Calculating the distance between two points represented by position vectors

Question

Q: The positions of two particles, A and B, at a time t, are given by rA = 3 cos(πt)i +(2t+1)j and rB = 2sin(πt)i + (2-t)j

Find the distance between the two particles when t = 4:

My method:

When t = 4: rA = 3i + 9j and rB = -2j

the distance from the origin to point rA when t = 4 is 3 root (10)

and the distance from the origin to point rB when t = 4 is 2

if we let theta be the angle that point rA (when t = 4) is from the x-axis, then theta = arctan(3) = 71.565 degrees

We can draw a triangle with the vertices being rA, rB and the origin respectively.
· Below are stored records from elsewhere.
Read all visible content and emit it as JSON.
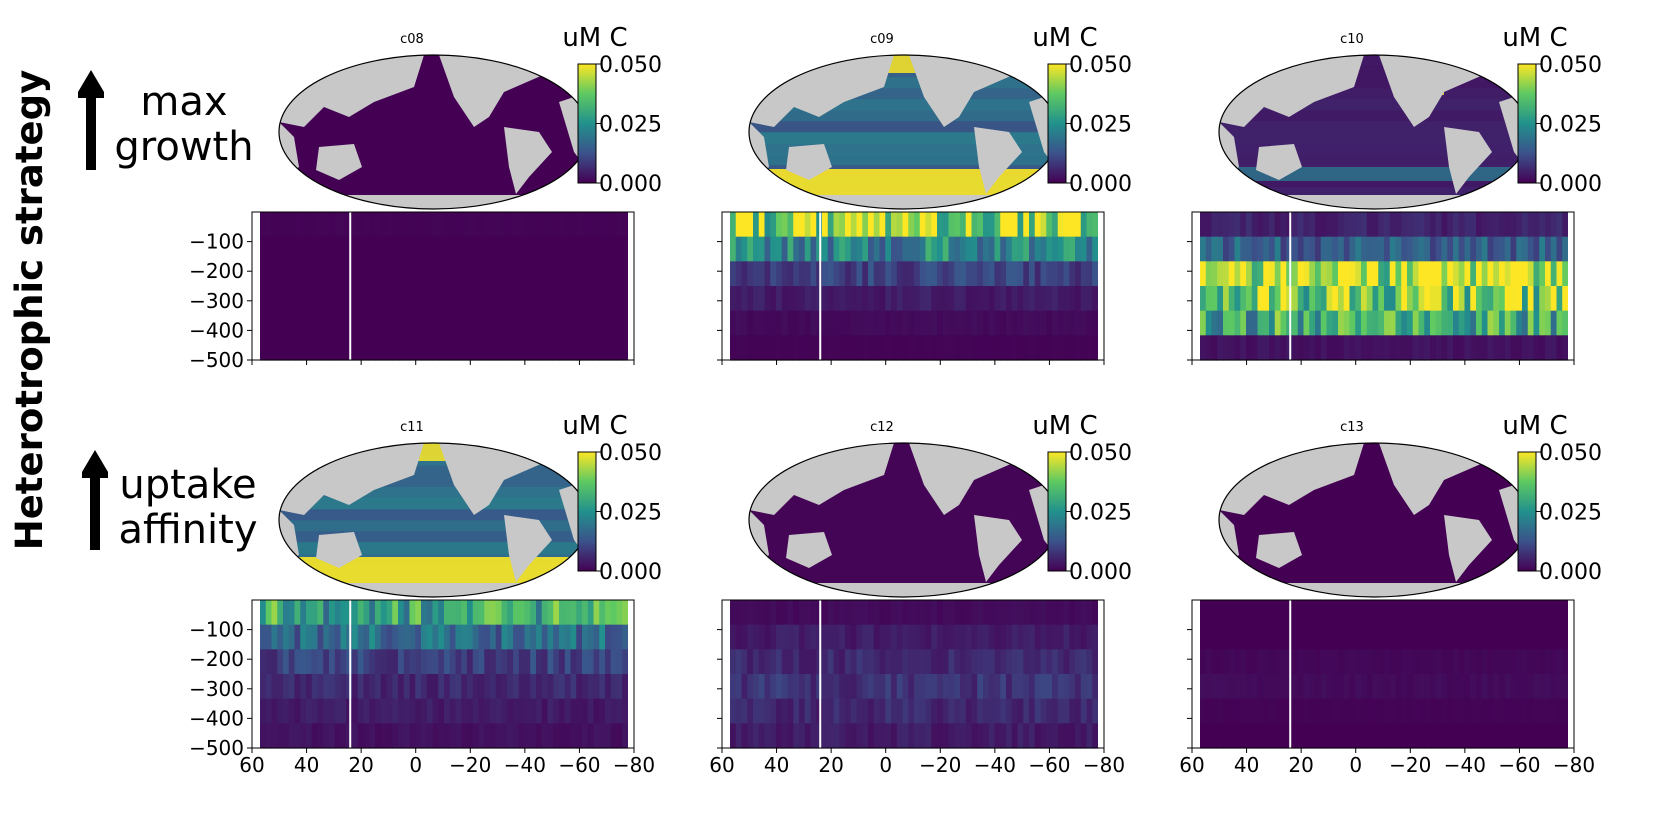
{
  "figure": {
    "y_label": "Heterotrophic strategy",
    "row_labels": [
      {
        "line1": "max",
        "line2": "growth"
      },
      {
        "line1": "uptake",
        "line2": "affinity"
      }
    ]
  },
  "colors": {
    "land": "#c8c8c8",
    "low": "#440154",
    "mid": "#21918c",
    "high": "#fde725"
  },
  "chart_data": [
    {
      "type": "heatmap",
      "title": "c08",
      "colorbar_label": "uM C",
      "colorbar_ticks": [
        "0.050",
        "0.025",
        "0.000"
      ],
      "clim": [
        0,
        0.05
      ],
      "map_surface_level": 0.0,
      "section": {
        "xlabel": "",
        "ylabel": "",
        "xlim": [
          60,
          -80
        ],
        "ylim": [
          -500,
          0
        ],
        "yticks": [
          "−100",
          "−200",
          "−300",
          "−400",
          "−500"
        ],
        "xticks": [],
        "ice_line_lat": 24,
        "profile_by_depth": [
          0.01,
          0.0,
          0.0,
          0.0,
          0.0,
          0.0
        ]
      }
    },
    {
      "type": "heatmap",
      "title": "c09",
      "colorbar_label": "uM C",
      "colorbar_ticks": [
        "0.050",
        "0.025",
        "0.000"
      ],
      "clim": [
        0,
        0.05
      ],
      "map_surface_level": 0.6,
      "section": {
        "xlabel": "",
        "ylabel": "",
        "xlim": [
          60,
          -80
        ],
        "ylim": [
          -500,
          0
        ],
        "yticks": [],
        "xticks": [],
        "ice_line_lat": 24,
        "profile_by_depth": [
          0.85,
          0.45,
          0.2,
          0.08,
          0.03,
          0.01
        ]
      }
    },
    {
      "type": "heatmap",
      "title": "c10",
      "colorbar_label": "uM C",
      "colorbar_ticks": [
        "0.050",
        "0.025",
        "0.000"
      ],
      "clim": [
        0,
        0.05
      ],
      "map_surface_level": 0.15,
      "section": {
        "xlabel": "",
        "ylabel": "",
        "xlim": [
          60,
          -80
        ],
        "ylim": [
          -500,
          0
        ],
        "yticks": [],
        "xticks": [],
        "ice_line_lat": 24,
        "profile_by_depth": [
          0.1,
          0.3,
          0.95,
          0.85,
          0.6,
          0.05
        ]
      }
    },
    {
      "type": "heatmap",
      "title": "c11",
      "colorbar_label": "uM C",
      "colorbar_ticks": [
        "0.050",
        "0.025",
        "0.000"
      ],
      "clim": [
        0,
        0.05
      ],
      "map_surface_level": 0.6,
      "section": {
        "xlabel": "",
        "ylabel": "",
        "xlim": [
          60,
          -80
        ],
        "ylim": [
          -500,
          0
        ],
        "yticks": [
          "−100",
          "−200",
          "−300",
          "−400",
          "−500"
        ],
        "xticks": [
          "60",
          "40",
          "20",
          "0",
          "−20",
          "−40",
          "−60",
          "−80"
        ],
        "ice_line_lat": 24,
        "profile_by_depth": [
          0.6,
          0.35,
          0.2,
          0.12,
          0.08,
          0.05
        ]
      }
    },
    {
      "type": "heatmap",
      "title": "c12",
      "colorbar_label": "uM C",
      "colorbar_ticks": [
        "0.050",
        "0.025",
        "0.000"
      ],
      "clim": [
        0,
        0.05
      ],
      "map_surface_level": 0.02,
      "section": {
        "xlabel": "",
        "ylabel": "",
        "xlim": [
          60,
          -80
        ],
        "ylim": [
          -500,
          0
        ],
        "yticks": [],
        "xticks": [
          "60",
          "40",
          "20",
          "0",
          "−20",
          "−40",
          "−60",
          "−80"
        ],
        "ice_line_lat": 24,
        "profile_by_depth": [
          0.03,
          0.08,
          0.12,
          0.15,
          0.12,
          0.08
        ]
      }
    },
    {
      "type": "heatmap",
      "title": "c13",
      "colorbar_label": "uM C",
      "colorbar_ticks": [
        "0.050",
        "0.025",
        "0.000"
      ],
      "clim": [
        0,
        0.05
      ],
      "map_surface_level": 0.0,
      "section": {
        "xlabel": "",
        "ylabel": "",
        "xlim": [
          60,
          -80
        ],
        "ylim": [
          -500,
          0
        ],
        "yticks": [],
        "xticks": [
          "60",
          "40",
          "20",
          "0",
          "−20",
          "−40",
          "−60",
          "−80"
        ],
        "ice_line_lat": 24,
        "profile_by_depth": [
          0.0,
          0.0,
          0.02,
          0.03,
          0.01,
          0.0
        ]
      }
    }
  ]
}
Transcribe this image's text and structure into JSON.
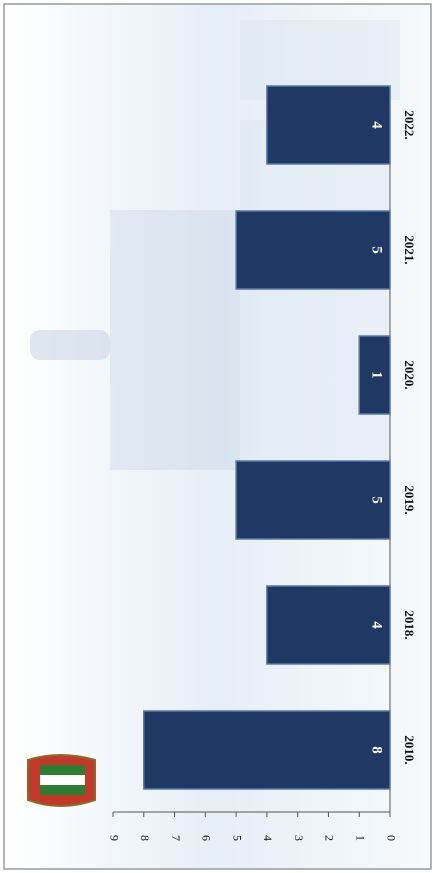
{
  "chart_data": {
    "type": "bar",
    "orientation": "horizontal",
    "categories": [
      "2010.",
      "2018.",
      "2019.",
      "2020.",
      "2021.",
      "2022."
    ],
    "values": [
      8,
      4,
      5,
      1,
      5,
      4
    ],
    "color": "#1f3864",
    "ylim": [
      0,
      9
    ],
    "yticks": [
      0,
      1,
      2,
      3,
      4,
      5,
      6,
      7,
      8,
      9
    ],
    "grid": false
  }
}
Using the Cosine rule: a^2 = b^2 + c^2 - 2bccosA a^2 = (3root(10))^2 + 2^2 - 12root(10)cos(71.565)

a^2 = 82

a = root (82) metres

But the answer is apparently root (130) metres. Have I gone wrong (and if so where have I) or is the answer given incorrect?

Answer 1

The simplest method is to use $$ || \textbf{AB} || = \sqrt{(x_B - x_A)^2 + (y_B - y_A)^2} = \sqrt{(-3)^2 + (-11)^2} = \sqrt{130} \approx 11,40 $$ Take a look here.

Answer 2

You used the wrong angle: you need the angle between the two vectors, not the angle between one of them and the $x$-axis. Computing this angle explicitly is unnecessary. For the law of cosines, you need $\lVert\vec r_a\rVert \lVert\vec r_b\rVert \cos\theta$, but that’s exactly $\vec r_a\cdot\vec r_b$. So, $$\lVert \vec r_a-\vec r_b\rVert^2 = \lVert\vec r_a\rVert^2+\lVert\vec r_b\rVert^2-2(\vec r_a\cdot\vec r_b),$$ which, if you plug in the values that you’ve got, agrees with the given solution.

As another answer points out, though, this is also more work than necessary: you should just compute the norm of $\vec r_a-\vec r_b$ directly.